Monday, February 10, 2014

MIKE LONGO - STEP ON IT

In his distinguished and sometimes surprising career, pianist Mike Longo has established himself as an invaluable sideman, most notably with Dizzy Gillespie, and as a versatile leader of groups ranging from his 17-piece New York State of the Art Jazz Ensemble to his six-man eponymous Funk Band. Longo is also a master of the trio format, and he dedicates his new CD, "Step On It," to explorations of jazz standards in the company of two favorite trio-mates, bassist Bob Cranshaw and drummer Lewis Nash. Longo’s label, Consolidated Artists Productions, will release the disc on March 4.

“To the average listener he is playing great jazz,” says producer Bob Magnuson of Longo, “but anyone who has followed the curve of his career hears the highly refined development of a consummate artist.”

The trio had previously been heard on "Sting Like a Bee" (2009), a Top 5 jazz radio staple, and its follow-up "To My Surprise" (2011), which added guest soloists Jimmy Owens and Lance Bryant. “We seem to have an enormous amount of rapport as a unit once the downbeat hits,” understates Longo. For Step On It, he rehearsed with Cranshaw and Nash for two hours the day before the recording: “We just ran down the heads so we would know the direction each composition would take and the concept of performing them.” Almost everything at the session was nailed in one take.

Playing songs you’ve heard hundreds of times, Longo makes you think you’re hearing them for the first time. Wayne Shorter’s “Nefertiti,” a pensive modal classic by the Miles Davis Quintet, is transformed on Step On It into what Longo called “a real groove thing.” Joe Henderson's mini-tone poem, “Black Narcissus,” is pumped with energy. “We play it like a delicate waltz,” said the pianist. His polymetric threesome’s treatment of “Poinciana” was influenced not by Ahmad Jamal’s classic cocktail recording but the Four Freshmen’s textured, high-spirited rendition.

“Jazz is like a baseball game,” says Longo. “People say, oh man, I’ve seen all this before. But then you start playing, even with the least bit of preparation, and you find something new in the themes, the time conception, the band’s touch. The three of us all come from the same school of playing. We don’t know what’s gonna happen.”

Born in Cincinnati in 1939, Mike Longo was 8 when his family moved to Fort Lauderdale, Florida, where he crossed paths with (and got some early breaks from) Cannonball Adderley.
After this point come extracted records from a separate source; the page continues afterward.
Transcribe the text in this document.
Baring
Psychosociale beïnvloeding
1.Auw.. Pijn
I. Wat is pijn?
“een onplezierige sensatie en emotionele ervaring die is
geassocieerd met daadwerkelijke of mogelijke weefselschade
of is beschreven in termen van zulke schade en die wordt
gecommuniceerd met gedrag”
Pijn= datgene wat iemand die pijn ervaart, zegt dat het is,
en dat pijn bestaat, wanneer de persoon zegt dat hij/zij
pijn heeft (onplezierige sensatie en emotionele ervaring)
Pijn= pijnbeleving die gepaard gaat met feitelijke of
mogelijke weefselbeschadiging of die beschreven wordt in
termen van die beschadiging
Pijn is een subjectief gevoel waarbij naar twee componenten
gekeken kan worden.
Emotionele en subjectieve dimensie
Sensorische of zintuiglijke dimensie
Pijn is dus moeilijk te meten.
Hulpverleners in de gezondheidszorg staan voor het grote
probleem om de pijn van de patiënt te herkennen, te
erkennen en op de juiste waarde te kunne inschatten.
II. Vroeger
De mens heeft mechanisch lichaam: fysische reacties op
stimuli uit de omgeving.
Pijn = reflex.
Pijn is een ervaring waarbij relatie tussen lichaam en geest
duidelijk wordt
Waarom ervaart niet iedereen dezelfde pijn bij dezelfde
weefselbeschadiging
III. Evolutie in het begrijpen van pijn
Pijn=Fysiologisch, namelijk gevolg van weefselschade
He got “hooked on” Oscar Peterson and, in the fall of 1961, spent six intensive months in Toronto taking private lessons from the keyboard virtuoso. “I had to practice 13 hours a day,” he says, “but it was worth it.”

Back in New York, he accompanied such singing greats as Jimmy Rushing, Nancy Wilson, and Joe Williams. Serendipity struck at the Metropole, where Longo was performing downstairs with trumpeter Red Allen at the same time Dizzy Gillespie was leading his band in the room upstairs. During a break, Gillespie saw Longo perform and was impressed enough to name him as one of the best young talents around in the union magazine, International Musician.
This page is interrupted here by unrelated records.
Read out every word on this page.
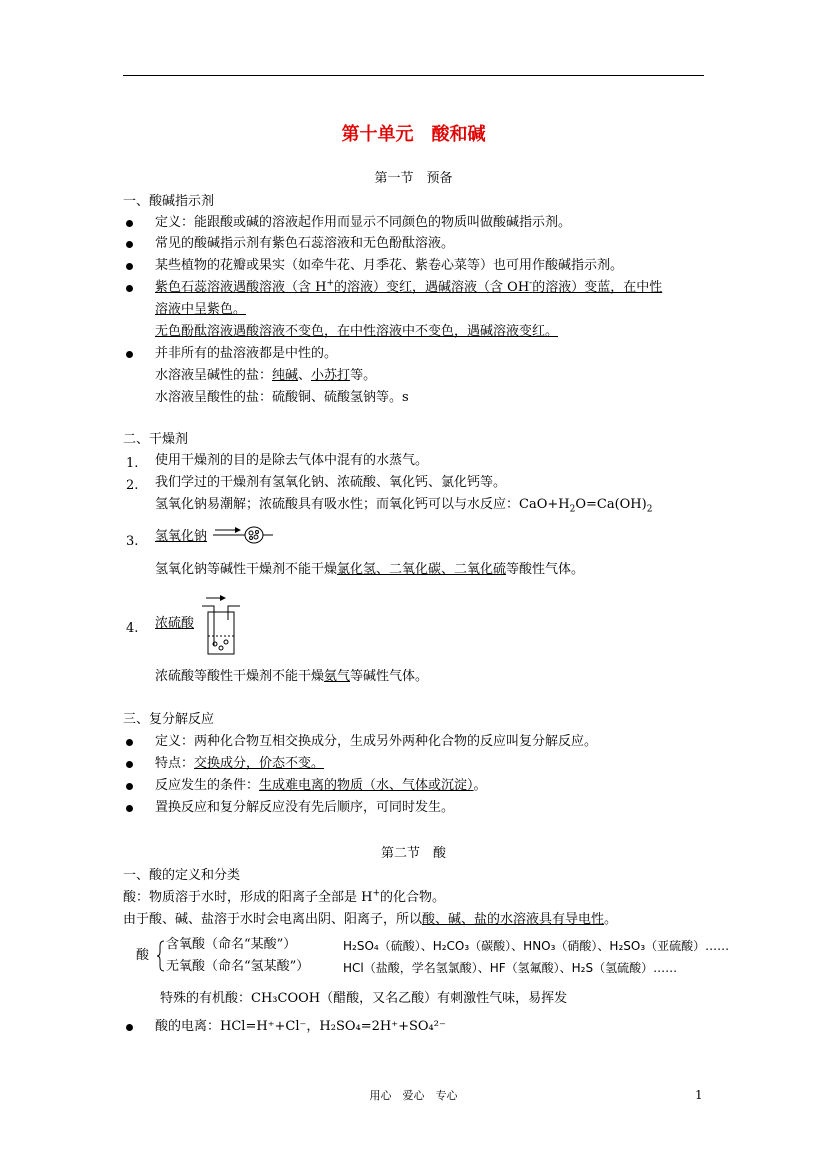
第十单元　酸和碱
第一节　预备
一、酸碱指示剂
定义：能跟酸或碱的溶液起作用而显示不同颜色的物质叫做酸碱指示剂。
常见的酸碱指示剂有紫色石蕊溶液和无色酚酞溶液。
某些植物的花瓣或果实（如牵牛花、月季花、紫卷心菜等）也可用作酸碱指示剂。
紫色石蕊溶液遇酸溶液（含 H+的溶液）变红，遇碱溶液（含 OH-的溶液）变蓝，在中性
溶液中呈紫色。
无色酚酞溶液遇酸溶液不变色，在中性溶液中不变色，遇碱溶液变红。
并非所有的盐溶液都是中性的。
水溶液呈碱性的盐：纯碱、小苏打等。
水溶液呈酸性的盐：硫酸铜、硫酸氢钠等。s
二、干燥剂
1. 使用干燥剂的目的是除去气体中混有的水蒸气。
2. 我们学过的干燥剂有氢氧化钠、浓硫酸、氧化钙、氯化钙等。
氢氧化钠易潮解；浓硫酸具有吸水性；而氧化钙可以与水反应：$CaO+H_2O=Ca(OH)_2$
3. 氢氧化钠
氢氧化钠等碱性干燥剂不能干燥氯化氢、二氧化碳、二氧化硫等酸性气体。
4. 浓硫酸
浓硫酸等酸性干燥剂不能干燥氨气等碱性气体。
三、复分解反应
定义：两种化合物互相交换成分，生成另外两种化合物的反应叫复分解反应。
特点：交换成分，价态不变。
反应发生的条件：生成难电离的物质（水、气体或沉淀）。
置换反应和复分解反应没有先后顺序，可同时发生。
第二节　酸
一、酸的定义和分类
酸：物质溶于水时，形成的阳离子全部是 H+的化合物。
由于酸、碱、盐溶于水时会电离出阴、阳离子，所以酸、碱、盐的水溶液具有导电性。
酸
含氧酸（命名“某酸”）	H₂SO₄（硫酸）、H₂CO₃（碳酸）、HNO₃（硝酸）、H₂SO₃（亚硫酸）……
无氧酸（命名“氢某酸”）	HCl（盐酸，学名氢氯酸）、HF（氢氟酸）、H₂S（氢硫酸）……
特殊的有机酸：CH₃COOH（醋酸，又名乙酸）有刺激性气味，易挥发
酸的电离：HCl=H⁺+Cl⁻，H₂SO₄=2H⁺+SO₄²⁻
用心　爱心　专心	1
Two years later, Gillespie saw Longo perform at Embers East; some months after that, Gillespie asked him to become his pianist after seeing Longo’s trio (with bass great Paul Chambers) back Roy Eldridge, a hero of Dizzy’s, at Embers West. Longo held down the piano chair in Gillespie’s quintet from 1966 to 1973 (following Kenny Barron). He became Dizzy’s music director, composer, arranger, and devoted blood brother, and continued working with the man long after going out on his own.

“When I first heard Dizzy and Charlie Parker’s music in the eighth grade, it was like listening to tape running backwards,” says Longo. “But something I heard stuck in my head, a certain sound in Dizzy’s playing. I had this weird dream in which I went to the piano and played that sound like I knew it, the sound of that place in his playing that was falling in a strange place in the time. Everything seemed different to me after that.”

Longo’s 1962 debut album, "A Jazz Portrait of Funny Girl," was one of numerous jazz-goes-Broadway collections released during that era. In the intervening years, he has amassed a deep body of originals, including a wide assortment written for or about Dizzy (“Matrix,” “Soul Kiss,” “Samba,” “I Miss You John,” and the orchestral work, A World of Gillespie). He also has enjoyed a successful second career as an educator and creator of instructional books and videos.


“One of the most important things I learned was discovering the place inside you where real music comes from,” says Longo. “You don’t really compose something, you uncover it. Dizzy used to say music is out there, waiting for someone to come get it.”